User`s manual
86 
JBOD 
The storage volume is a single HDD with no RAID support. JBOD 
requires a minimum of 1 disk. 
RAID 0 
Provides data striping but no redundancy. Improves performance 
but not data safety. RAID 0 requires a minimum of 2 disks. 
RAID 1 
Offers disk mirroring. Provides twice the read rate of a single disk, 
but same write rate. RAID 1 requires a minimum of 2 disks. 
RAID 5 
Data striping and stripe error correction information provided. 

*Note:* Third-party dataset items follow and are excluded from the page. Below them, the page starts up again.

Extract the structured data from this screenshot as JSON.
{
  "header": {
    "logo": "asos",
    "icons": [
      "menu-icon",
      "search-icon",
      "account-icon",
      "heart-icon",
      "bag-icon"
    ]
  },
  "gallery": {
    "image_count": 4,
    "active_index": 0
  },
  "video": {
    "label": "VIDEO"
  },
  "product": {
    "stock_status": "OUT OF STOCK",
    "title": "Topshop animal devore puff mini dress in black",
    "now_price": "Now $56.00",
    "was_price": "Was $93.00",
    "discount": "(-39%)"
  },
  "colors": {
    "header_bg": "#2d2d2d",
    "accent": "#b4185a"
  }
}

RAID 5 requires a minimum of 3 disks. RAID 5 can sustain one 
failed disk. 
RAID 6 
Two independent parity computations must be used in order to 
provide protection against double disk failure. Two different 
algorithms are employed to achieve this purpose. RAID 6 requires 
a minimum of 4 disks. RAID 6 can sustain two failed disks. 
RAID 10 
RAID 10 has high reliability and high performance. RAID 10 is 
implemented as a striped array whose segments are RAID 1 
arrays. It has the fault tolerance of RAID 1 and the performance 
of RAID 0. RAID 10 requires 4 disks. RAID 10 can sustain two 
failed disks. 
RAID 50 
RAID 50 combines the straight block-level striping of RAID 0 with 
the distributed parity of RAID 5. This is a RAID 0 array striped 
across RAID 5 elements. It requires at least 6 drives. 
RAID 60 
RAID 60 combines the straight block-level striping of RAID 0 with 
the distributed double parity of RAID 6. That is, a RAID 0 array 
striped across RAID 6 elements. It requires at least 8 disks. 
Edit RAID 
On the RAID Information screen, press the Edit button to go to the RAID 
Information screen.     
Using Edit RAID, you can select RAID ID and the Spare Disk. 
WARNING 
If the administrator improperly removes a hard disk that should not be 
removed when RAID status is degraded, all data will be lost.